Myth Busting Monday: “People who get help have it easier.”
Myth:
People who get help have it easier.
This belief shows up in conversations about public benefits, workplace accommodations, and healthcare access — the idea that receiving support makes someone’s situation easier than others.
But support does not eliminate difficulty. It changes how that difficulty is managed.
In most cases, people are seeking or receiving support because something in their life is already difficult — managing illness or disability, navigating financial strain, or responding to changes in housing, work, or caregiving responsibilities.
Support exists within that context. It does not replace it.
Many forms of support also come with limitations, requirements, and tradeoffs. Benefits programs have eligibility rules, income and asset limits, and ongoing reporting requirements. Accommodations adjust access to work, but do not remove underlying health conditions or the effort required to manage them. Healthcare coverage may reduce some costs, while still leaving gaps in access, affordability, or continuity of care.
In practice, receiving support often means navigating additional systems — maintaining eligibility, responding to administrative requirements, and adapting to constraints built into the support itself.
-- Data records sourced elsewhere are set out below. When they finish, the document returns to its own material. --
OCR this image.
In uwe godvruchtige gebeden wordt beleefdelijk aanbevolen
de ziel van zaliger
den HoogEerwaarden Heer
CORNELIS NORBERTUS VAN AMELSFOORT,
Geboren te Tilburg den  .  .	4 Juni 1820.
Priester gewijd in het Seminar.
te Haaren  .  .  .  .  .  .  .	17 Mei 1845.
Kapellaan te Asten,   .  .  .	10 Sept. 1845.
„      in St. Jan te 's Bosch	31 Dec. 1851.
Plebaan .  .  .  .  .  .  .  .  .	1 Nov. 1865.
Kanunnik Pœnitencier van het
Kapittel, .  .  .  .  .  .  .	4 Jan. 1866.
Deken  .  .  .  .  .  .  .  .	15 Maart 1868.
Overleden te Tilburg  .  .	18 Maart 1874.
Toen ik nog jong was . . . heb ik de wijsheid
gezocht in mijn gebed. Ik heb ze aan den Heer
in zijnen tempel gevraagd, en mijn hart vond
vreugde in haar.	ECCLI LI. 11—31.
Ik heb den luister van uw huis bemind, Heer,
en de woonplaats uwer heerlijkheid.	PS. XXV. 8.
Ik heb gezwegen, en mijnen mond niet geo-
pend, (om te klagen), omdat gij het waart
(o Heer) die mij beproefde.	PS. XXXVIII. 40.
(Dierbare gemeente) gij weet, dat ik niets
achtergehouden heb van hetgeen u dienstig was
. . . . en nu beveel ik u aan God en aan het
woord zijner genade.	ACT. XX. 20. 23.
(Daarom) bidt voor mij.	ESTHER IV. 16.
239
Support can make certain things possible. It can create access where there was none.
But it does not mean that someone’s situation has become easy.
In some cases, the presence of support introduces new forms of complexity. People may have to balance work with eligibility thresholds, manage strict program requirements, or make decisions that prioritize maintaining access over increasing income or flexibility.
The perception that support makes life easier overlooks both the reason support is needed in the first place and the realities of navigating it.
Support is not a shortcut.
It is a tool used within systems that still require effort, navigation, and tradeoffs.
Understanding that distinction matters. It changes how we interpret support, how we talk about people who receive it, and how we design systems that are meant to function in the first place.